WHAT I DID LAST SUMMER  Send This Review to a Friend

Clever staging can make all the difference. Director Jim Simpson’s mounting of the Signature Theatre’s revival of A. R. Gurney’s “What I Did Last Summer” gives the 1983 play visual cachet and manages to bring us closer to the characters. At the outset typed stage directions are projected on a wide, white wall, thereby bringing us swiftly into the mentality of the playwright. At the side of the stage, drummer Dan Weiner begins a rhythmic beat that is kept up throughout, with occasional use of the drums for sound effects. The look and sounds of the production are refreshing.

One can assume that Gurney has resurrected at least some personal memories to enliven his characters, who are depicted in the war-time summer of 1945 on the Canadian side of Lake Erie, where the Higgins family resides in a vacation home. The plot combines coming of age with adult angst to entertaining effect. This is not an extremely deep play, but there is enough of a ring of truth to its characters to keep one involved and appreciative of the excellent performances. Characters addressing the audience at points to proclaim their own special relevance to the drama help make them all the more human.

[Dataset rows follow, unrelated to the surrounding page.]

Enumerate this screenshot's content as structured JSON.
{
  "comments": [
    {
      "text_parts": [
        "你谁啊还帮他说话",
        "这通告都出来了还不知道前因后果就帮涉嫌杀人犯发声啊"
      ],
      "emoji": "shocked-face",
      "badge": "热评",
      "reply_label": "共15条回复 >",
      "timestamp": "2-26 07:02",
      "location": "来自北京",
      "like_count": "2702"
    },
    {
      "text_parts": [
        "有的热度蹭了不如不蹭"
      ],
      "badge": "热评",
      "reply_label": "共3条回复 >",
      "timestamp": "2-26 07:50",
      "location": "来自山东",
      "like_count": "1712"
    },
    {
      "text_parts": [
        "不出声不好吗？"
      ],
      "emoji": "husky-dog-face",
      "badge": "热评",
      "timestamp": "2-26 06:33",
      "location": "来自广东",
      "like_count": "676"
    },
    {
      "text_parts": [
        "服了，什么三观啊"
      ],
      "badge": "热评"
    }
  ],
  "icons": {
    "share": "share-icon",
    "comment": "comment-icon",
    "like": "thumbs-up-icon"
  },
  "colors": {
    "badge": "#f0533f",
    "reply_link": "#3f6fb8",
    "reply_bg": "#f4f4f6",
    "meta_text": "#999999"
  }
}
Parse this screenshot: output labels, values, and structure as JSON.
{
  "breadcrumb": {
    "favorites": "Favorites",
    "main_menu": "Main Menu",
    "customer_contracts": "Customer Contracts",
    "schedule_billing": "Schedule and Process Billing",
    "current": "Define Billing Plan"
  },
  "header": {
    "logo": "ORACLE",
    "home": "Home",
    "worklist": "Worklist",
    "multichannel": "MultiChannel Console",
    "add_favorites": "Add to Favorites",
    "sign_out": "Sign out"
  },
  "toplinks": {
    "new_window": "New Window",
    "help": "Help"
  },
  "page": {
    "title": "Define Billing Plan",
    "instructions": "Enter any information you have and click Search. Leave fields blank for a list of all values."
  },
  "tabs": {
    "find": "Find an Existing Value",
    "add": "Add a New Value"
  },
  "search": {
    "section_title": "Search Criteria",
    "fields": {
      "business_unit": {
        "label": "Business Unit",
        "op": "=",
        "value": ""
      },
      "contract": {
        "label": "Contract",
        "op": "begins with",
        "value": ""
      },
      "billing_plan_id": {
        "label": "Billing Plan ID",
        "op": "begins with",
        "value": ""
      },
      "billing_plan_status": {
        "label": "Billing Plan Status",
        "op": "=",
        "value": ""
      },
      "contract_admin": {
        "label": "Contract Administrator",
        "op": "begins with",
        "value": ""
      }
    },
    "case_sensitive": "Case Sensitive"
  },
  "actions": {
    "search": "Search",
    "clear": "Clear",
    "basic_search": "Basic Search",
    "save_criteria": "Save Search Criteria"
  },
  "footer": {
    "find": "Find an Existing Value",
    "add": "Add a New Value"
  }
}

In this production style is almost as important as substance.

Noah Galvin has a special challenge playing Charlie, 14, who is going through a host of growing pains. He is rebellious, giving his mother Grace (Carolyn McCormick) a hard time. Charlie is filled with anger and frustrations, and behaves furiously at times in an expression of worrying about what is expected of him versus what he might want if left unpressured.

Kate McGonigle portrays his older sister, Elsie, who is at an awkward age at which she questions her looks and also gives her mother a rough time, sidestepping household chores and thoroughly involved in her lack of self-assurance. Charlie and Elsie each want to be the play’s center.

Others in the growing up category include Pico Alexander as Charlie’s friend Ted, and Juliet Brett as Bonny, a cute teenager who would like to get closer to Charlie but is naïve and unsure of herself, worried about what she should and should not do in the context of the the social mores within which her life is unfolding.

For me, at least, Grace is the most interesting character, all the more so because of the sharp performance by McCormick, always an excellent actress. She sympathetically nails the character of a woman whose husband has been off fighting the war in the Pacific arena, who is lonely and who is struggling with trying to raise her son and daughter at crisis ages in their lives. She has her emotional needs, overlooked in the press of her daily obligations. She also wants the play to be about her, and a large part of it is, including a revelation about a past friendship and what she has been up to in secret.

Grace’s life is illuminated as a key thread in the play develops. The local area has its focus of shame in a character known as the pig woman, about whom sexual rumors have spread. She is Anna Trumbull, partly of Native American heritage, broadly played by Kristine Nielsen. She lives in isolation on her farm, and she has nursed ideas of being an artist and teacher. When Charlie applies for a job as a handyman with her as part of his rebellious attitude, she becomes taken with him, sees real or imagined artistic potential, and begins to dominate his life in an aspect of the play that is quite strained, but enlived by Nielsen’s flamboyant acting.

There is a showdown when Grace visits Anna to get her to release her hold on Charlie, and we learn about a past acquaintanceship between Grace and Anna and a secret Grace did not realize Anna knew. The plotting gets heavy, but ultimately the characters command and retain interest, in great measure as a result of the impressive, appealing acting. At the Pershing Square Signature Center, 480 West 42nd Street. Phone: 212-244-7529. Reviewed May 20, 2015.